La recherche a également mis en lumière l’existence d’un écart numérique très marqué entre les groupes des différentes régions du pays. Les groupes de la région Ouest/Nord, par exemple, sont trois fois plus nombreux à posséder un ordinateur à comparer à ceux de l’Est du pays, les groupes du Centre occupant une position intermédiaire entre les deux. Les groupes de l’Ouest/Nord sont également beaucoup plus nombreux à être branchés à Internet à comparer à ceux des autres régions. L’accès plus faible à l’ordinateur et à Internet à l’Est est en partie attribuable au fait que les groupes y sont généralement plus petits, tant en termes d’effectifs que du nombre d’employées, mais cette situation reflète également les écarts provinciaux de l’accès à Internet dans la population canadienne, l’Alberta et la Colombie-Britannique étant les provinces les plus branchées tandis que Terre-Neuve et le Nouveau-Brunswick comptent parmi les provinces qui le sont moins.

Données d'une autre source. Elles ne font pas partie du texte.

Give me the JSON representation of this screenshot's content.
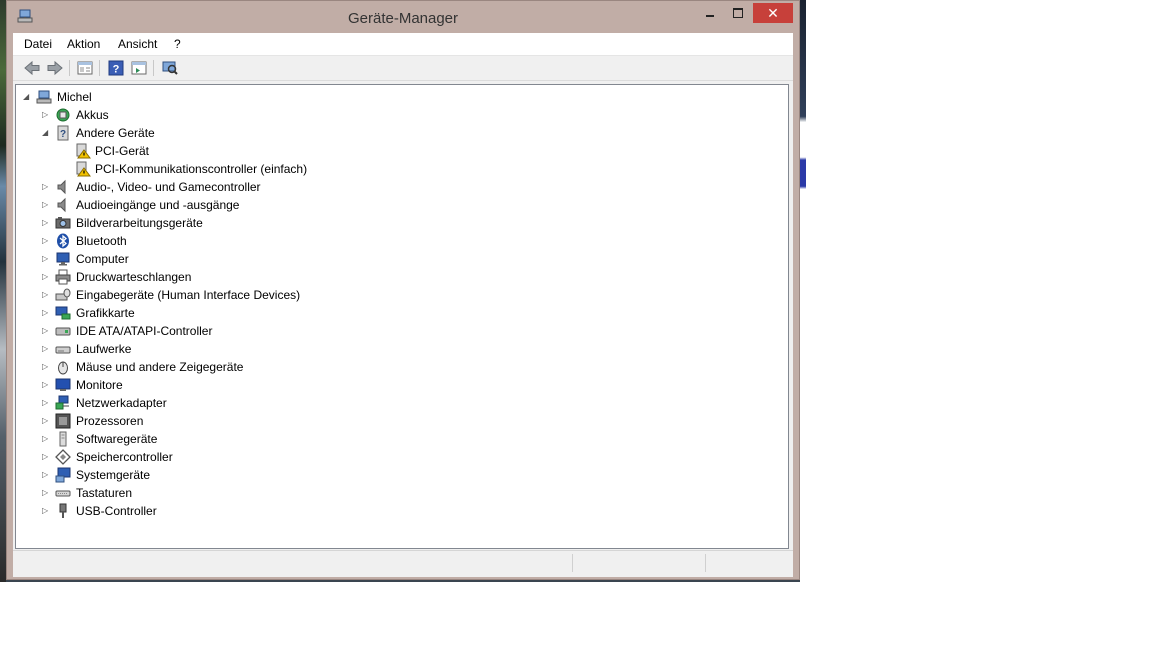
{
  "window": {
    "title": "Geräte-Manager",
    "close_glyph": "✕"
  },
  "menu": {
    "items": [
      {
        "label": "Datei"
      },
      {
        "label": "Aktion"
      },
      {
        "label": "Ansicht"
      },
      {
        "label": "?"
      }
    ]
  },
  "toolbar": {
    "icons": [
      "back-arrow-icon",
      "forward-arrow-icon",
      "properties-icon",
      "help-icon",
      "update-driver-icon",
      "scan-hardware-icon"
    ]
  },
  "tree": {
    "root": {
      "label": "Michel",
      "expanded": true,
      "icon": "computer-icon"
    },
    "categories": [
      {
        "label": "Akkus",
        "expanded": false,
        "icon": "battery-icon"
      },
      {
        "label": "Andere Geräte",
        "expanded": true,
        "icon": "unknown-device-icon",
        "children": [
          {
            "label": "PCI-Gerät",
            "icon": "warning-device-icon"
          },
          {
            "label": "PCI-Kommunikationscontroller (einfach)",
            "icon": "warning-device-icon"
          }
        ]
      },
      {
        "label": "Audio-, Video- und Gamecontroller",
        "expanded": false,
        "icon": "speaker-icon"
      },
      {
        "label": "Audioeingänge und -ausgänge",
        "expanded": false,
        "icon": "speaker-icon"
      },
      {
        "label": "Bildverarbeitungsgeräte",
        "expanded": false,
        "icon": "camera-icon"
      },
      {
        "label": "Bluetooth",
        "expanded": false,
        "icon": "bluetooth-icon"
      },
      {
        "label": "Computer",
        "expanded": false,
        "icon": "monitor-icon"
      },
      {
        "label": "Druckwarteschlangen",
        "expanded": false,
        "icon": "printer-icon"
      },
      {
        "label": "Eingabegeräte (Human Interface Devices)",
        "expanded": false,
        "icon": "hid-icon"
      },
      {
        "label": "Grafikkarte",
        "expanded": false,
        "icon": "display-adapter-icon"
      },
      {
        "label": "IDE ATA/ATAPI-Controller",
        "expanded": false,
        "icon": "ide-controller-icon"
      },
      {
        "label": "Laufwerke",
        "expanded": false,
        "icon": "disk-drive-icon"
      },
      {
        "label": "Mäuse und andere Zeigegeräte",
        "expanded": false,
        "icon": "mouse-icon"
      },
      {
        "label": "Monitore",
        "expanded": false,
        "icon": "monitor-icon"
      },
      {
        "label": "Netzwerkadapter",
        "expanded": false,
        "icon": "network-adapter-icon"
      },
      {
        "label": "Prozessoren",
        "expanded": false,
        "icon": "processor-icon"
      },
      {
        "label": "Softwaregeräte",
        "expanded": false,
        "icon": "software-device-icon"
      },
      {
        "label": "Speichercontroller",
        "expanded": false,
        "icon": "storage-controller-icon"
      },
      {
        "label": "Systemgeräte",
        "expanded": false,
        "icon": "system-device-icon"
      },
      {
        "label": "Tastaturen",
        "expanded": false,
        "icon": "keyboard-icon"
      },
      {
        "label": "USB-Controller",
        "expanded": false,
        "icon": "usb-icon"
      }
    ]
  },
  "colors": {
    "frame": "#c1ada6",
    "close": "#c7403a",
    "warning": "#f2c200"
  }
}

Ce qui se dégage de cette recherche, c’est donc l’existence d’une fracture numérique profonde au sein des groupes de femmes oeuvrant en situation minoritaire au Canada. D’une part, on retrouve des groupes branchés et relativement bien équipés, qui disposent en général d’un local permanent et d’une ou de plusieurs employées. Ces groupes branchés sont concentrés dans la région Ouest/Nord et sous-représentés au Centre et surtout à l’Est. Ils utilisent massivement le courriel, surtout en français, pour leurs communications internes et externes. Ils utilisent le Web pour la recherche d’informations générales et pour la recherche de financement ainsi que pour la diffusion d’information sur le groupe et ses activités.

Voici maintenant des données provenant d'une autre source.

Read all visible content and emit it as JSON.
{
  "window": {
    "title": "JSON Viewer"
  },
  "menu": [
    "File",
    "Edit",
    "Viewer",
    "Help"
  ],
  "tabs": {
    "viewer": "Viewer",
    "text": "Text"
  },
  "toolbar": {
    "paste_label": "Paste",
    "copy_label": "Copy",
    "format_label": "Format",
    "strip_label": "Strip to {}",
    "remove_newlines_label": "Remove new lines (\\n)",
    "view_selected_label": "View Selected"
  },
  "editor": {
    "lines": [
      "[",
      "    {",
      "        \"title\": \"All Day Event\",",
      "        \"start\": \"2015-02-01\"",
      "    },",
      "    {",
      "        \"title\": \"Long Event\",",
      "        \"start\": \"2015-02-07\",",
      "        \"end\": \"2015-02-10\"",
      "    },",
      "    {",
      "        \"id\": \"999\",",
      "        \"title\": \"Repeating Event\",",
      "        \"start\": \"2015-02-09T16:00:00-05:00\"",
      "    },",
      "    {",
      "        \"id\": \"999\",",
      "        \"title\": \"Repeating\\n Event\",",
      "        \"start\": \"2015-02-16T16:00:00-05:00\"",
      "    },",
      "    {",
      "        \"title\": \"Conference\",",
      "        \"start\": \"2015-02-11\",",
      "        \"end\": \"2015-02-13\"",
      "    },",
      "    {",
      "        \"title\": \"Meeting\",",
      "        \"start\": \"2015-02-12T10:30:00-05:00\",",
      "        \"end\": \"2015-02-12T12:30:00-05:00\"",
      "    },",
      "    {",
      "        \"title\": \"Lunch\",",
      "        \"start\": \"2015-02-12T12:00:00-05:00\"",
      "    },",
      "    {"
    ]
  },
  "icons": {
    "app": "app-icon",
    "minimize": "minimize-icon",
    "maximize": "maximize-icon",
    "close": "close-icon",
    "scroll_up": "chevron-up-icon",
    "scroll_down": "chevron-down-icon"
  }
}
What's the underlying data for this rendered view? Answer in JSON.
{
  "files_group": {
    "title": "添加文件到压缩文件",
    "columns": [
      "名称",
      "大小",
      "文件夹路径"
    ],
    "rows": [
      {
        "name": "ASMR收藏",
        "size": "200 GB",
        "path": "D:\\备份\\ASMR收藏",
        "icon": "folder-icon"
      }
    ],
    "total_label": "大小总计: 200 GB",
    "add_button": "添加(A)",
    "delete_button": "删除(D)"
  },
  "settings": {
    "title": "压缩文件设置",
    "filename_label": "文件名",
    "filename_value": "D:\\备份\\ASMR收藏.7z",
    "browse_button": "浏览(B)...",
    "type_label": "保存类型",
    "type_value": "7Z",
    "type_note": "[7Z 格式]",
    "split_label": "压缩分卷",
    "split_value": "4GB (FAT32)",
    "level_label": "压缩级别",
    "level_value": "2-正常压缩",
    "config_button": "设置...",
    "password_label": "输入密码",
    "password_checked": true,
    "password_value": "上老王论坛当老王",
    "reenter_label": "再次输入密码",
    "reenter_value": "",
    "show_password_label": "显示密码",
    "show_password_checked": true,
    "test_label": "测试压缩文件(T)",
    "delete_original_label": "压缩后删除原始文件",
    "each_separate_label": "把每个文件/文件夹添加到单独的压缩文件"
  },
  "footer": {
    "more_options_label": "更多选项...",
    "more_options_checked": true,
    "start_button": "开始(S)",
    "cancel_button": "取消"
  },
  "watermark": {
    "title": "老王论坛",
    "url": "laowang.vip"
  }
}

Quand on leur demande d’identifier les obstacles à une meilleure utilisation d’Internet, ces groupes branchés mentionnent, en plus des facteurs économiques, des éléments liés à leur connaissance de la technologie et du fonctionnement d’Internet, notamment le manque de contenu en français, les difficultés techniques liées à la transmission des accents en français, le trop grand volume d’information et la qualité de l’information qui n’est pas toujours pertinente. Ces groupes sont ainsi très critiques de la capacité de fonctionner en français sur le Web et d’y trouver des informations qui correspondent à leur double réalité de femmes et de francophones en situation minoritaire. En effet, les principales sources d’insatisfaction quant au contenu des informations disponibles sur le Web portent sur le manque de ressources en français sur leur communauté locale et leur province ou territoire.

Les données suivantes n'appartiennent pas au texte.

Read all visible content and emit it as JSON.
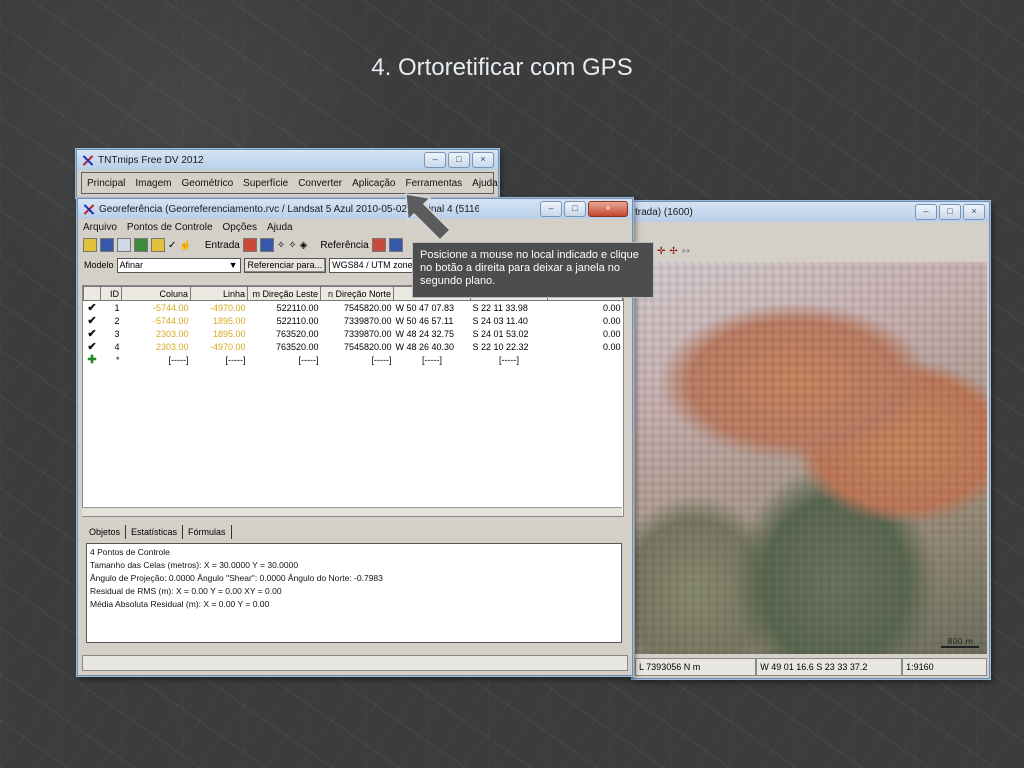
{
  "slide": {
    "title": "4. Ortoretificar com GPS"
  },
  "tnt_window": {
    "title": "TNTmips Free DV 2012",
    "menu": [
      "Principal",
      "Imagem",
      "Geométrico",
      "Superfície",
      "Converter",
      "Aplicação",
      "Ferramentas",
      "Ajuda"
    ]
  },
  "image_window": {
    "title": "trada) (1600)",
    "scale_bar": "800 m",
    "status": [
      "L 7393056 N m",
      "W 49 01 16.6  S 23 33 37.2",
      "1:9160"
    ]
  },
  "geo_window": {
    "title": "Georeferência (Georreferenciamento.rvc / Landsat 5 Azul 2010-05-02 Original 4 (5116)",
    "menu": [
      "Arquivo",
      "Pontos de Controle",
      "Opções",
      "Ajuda"
    ],
    "toolbar": {
      "entrada": "Entrada",
      "referencia": "Referência"
    },
    "model": {
      "label": "Modelo",
      "value": "Afinar",
      "button": "Referenciar para...",
      "projection": "WGS84 / UTM zone"
    },
    "columns": [
      "ID",
      "Coluna",
      "Linha",
      "m Direção Leste",
      "n Direção Norte",
      "",
      "",
      ""
    ],
    "rows": [
      {
        "id": "1",
        "coluna": "-5744.00",
        "linha": "-4970.00",
        "leste": "522110.00",
        "norte": "7545820.00",
        "lon": "W 50 47 07.83",
        "lat": "S 22 11 33.98",
        "res": "0.00"
      },
      {
        "id": "2",
        "coluna": "-5744.00",
        "linha": "1895.00",
        "leste": "522110.00",
        "norte": "7339870.00",
        "lon": "W 50 46 57.11",
        "lat": "S 24 03 11.40",
        "res": "0.00"
      },
      {
        "id": "3",
        "coluna": "2303.00",
        "linha": "1895.00",
        "leste": "763520.00",
        "norte": "7339870.00",
        "lon": "W 48 24 32.75",
        "lat": "S 24 01 53.02",
        "res": "0.00"
      },
      {
        "id": "4",
        "coluna": "2303.00",
        "linha": "-4970.00",
        "leste": "763520.00",
        "norte": "7545820.00",
        "lon": "W 48 26 40.30",
        "lat": "S 22 10 22.32",
        "res": "0.00"
      }
    ],
    "new_row": {
      "id": "*",
      "placeholder": "[-----]"
    },
    "tabs": [
      "Objetos",
      "Estatísticas",
      "Fórmulas"
    ],
    "info_lines": [
      "4 Pontos de Controle",
      "Tamanho das Celas (metros):  X = 30.0000  Y = 30.0000",
      "Ângulo de Projeção: 0.0000  Ângulo \"Shear\": 0.0000  Ângulo do Norte: -0.7983",
      "Residual de RMS (m):  X = 0.00  Y = 0.00  XY = 0.00",
      "Média Absoluta Residual (m):  X = 0.00  Y = 0.00"
    ]
  },
  "callout": {
    "text": "Posicione a mouse no local indicado e clique no botão a direita para deixar a janela no segundo plano."
  },
  "colors": {
    "background": "#3b3d3e",
    "title_text": "#e9ecef",
    "orange_value": "#d9a81f",
    "callout_bg": "#4b4d4f"
  }
}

D’autre part, on retrouve une forte proportion de groupes dont les effectifs sont plus faibles, qui n’ont ni local ni employées et qui ne disposent ni d’un ordinateur ni d’un branchement à Internet. Ces groupes sont plus fortement concentrés dans la région de l’Est et, dans une moindre mesure, dans celle du Centre. Parmi ces groupes non branchés, la moitié voudraient avoir accès à Internet tandis qu’une autre moitié disent qu’elles ne souhaitent pas y avoir accès. Plus qu’une absence réelle d’intérêt, il semble que ce soient des facteurs économiques et socioculturels qui constituent les principaux obstacles. En effet, pour les groupes de petite taille n’ayant ni local ni employée, le coût de l’équipement et les frais de branchement mensuel peuvent constituer des obstacles insurmontables. Dans d’autres cas, ce sont des facteurs socioculturels qui sont en cause, notamment le manque de sensibilisation aux bénéfices potentiels de la technologie pour le groupe et des craintes face à la technologie.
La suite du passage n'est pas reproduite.